In my job, I encounter people trying to navigate that tricky situation every day when they are seeking help keeping the electricity on or paying their rent.
But here’s something you may not realize: you probably encounter them every day too.
They are the people providing services for you behind cash registers and brooms. They are the people caring for your children and you parents. And they are the people who are working long hours for the lowest legal pay and are still often called lazy when they can’t pay their bills.
During the recent debate over the minimum wage in West Virginia, I was reading arguments for and against the increase, and one exchange struck me more than any other.
An individual in favor of the increase stated that he was working two jobs to support his family and that the increase would help.
In response, someone else stated that this person wouldn’t have to work two jobs if he had gotten an education.
As a very educated person, I can personally attest to the fact that an education is not a ticket to a good salary. But even if I hadn’t had to personally struggle with low-paying jobs, I’ve still had many advantages.

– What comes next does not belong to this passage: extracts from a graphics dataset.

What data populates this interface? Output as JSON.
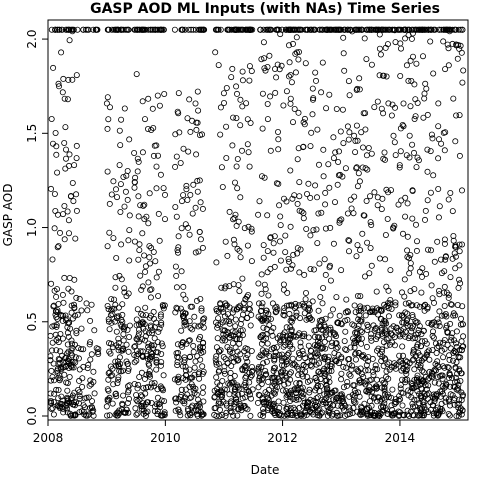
{
  "chart_data": {
    "type": "scatter",
    "title": "GASP AOD ML Inputs (with NAs) Time Series",
    "xlabel": "Date",
    "ylabel": "GASP AOD",
    "xlim": [
      "2008-01-01",
      "2015-03-01"
    ],
    "ylim": [
      0.0,
      2.08
    ],
    "x_ticks": [
      {
        "value": "2008-01-01",
        "label": "2008"
      },
      {
        "value": "2010-01-01",
        "label": "2010"
      },
      {
        "value": "2012-01-01",
        "label": "2012"
      },
      {
        "value": "2014-01-01",
        "label": "2014"
      }
    ],
    "y_ticks": [
      {
        "value": 0.0,
        "label": "0.0"
      },
      {
        "value": 0.5,
        "label": "0.5"
      },
      {
        "value": 1.0,
        "label": "1.0"
      },
      {
        "value": 1.5,
        "label": "1.5"
      },
      {
        "value": 2.0,
        "label": "2.0"
      }
    ],
    "marker": "open-circle",
    "marker_color": "#000000",
    "grid": false,
    "legend": "none",
    "y_max_value": 2.05,
    "active_periods": [
      {
        "start": "2008-01-15",
        "end": "2008-06-30"
      },
      {
        "start": "2008-07-01",
        "end": "2008-11-15"
      },
      {
        "start": "2009-01-01",
        "end": "2009-05-25"
      },
      {
        "start": "2009-06-20",
        "end": "2009-12-31"
      },
      {
        "start": "2010-03-01",
        "end": "2010-08-31"
      },
      {
        "start": "2010-11-01",
        "end": "2011-06-30"
      },
      {
        "start": "2011-08-01",
        "end": "2013-10-31"
      },
      {
        "start": "2013-11-01",
        "end": "2015-01-31"
      }
    ],
    "data_segments": [
      {
        "start": "2008-01-15",
        "end": "2008-06-30",
        "density": 1.0
      },
      {
        "start": "2008-07-01",
        "end": "2008-11-15",
        "density": 0.35
      },
      {
        "start": "2009-01-01",
        "end": "2009-05-25",
        "density": 0.85
      },
      {
        "start": "2009-06-20",
        "end": "2009-12-31",
        "density": 0.9
      },
      {
        "start": "2010-03-01",
        "end": "2010-08-31",
        "density": 0.85
      },
      {
        "start": "2010-11-01",
        "end": "2011-06-30",
        "density": 0.95
      },
      {
        "start": "2011-08-01",
        "end": "2013-10-31",
        "density": 1.0
      },
      {
        "start": "2013-11-01",
        "end": "2015-01-31",
        "density": 1.0
      }
    ]
  }
}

I was blessed with a childhood during which my parents cared about my brain development and supported me in school. I was blessed by people who encouraged me when I pursued a higher education. And I’ve been blessed with circumstances that didn’t require me to support others when I was getting that education.
Not everyone has the opportunity or the aptitude to get an education. And even if they did, there would never be enough decent-paying jobs to support everyone who meets the educational requirements.
Besides, many of us depend on people who are willing to work for minimum wage to do the tasks that make our lives easier.
Instead of condemning them, we should thank them.
And a slight increase in their pay is just a start.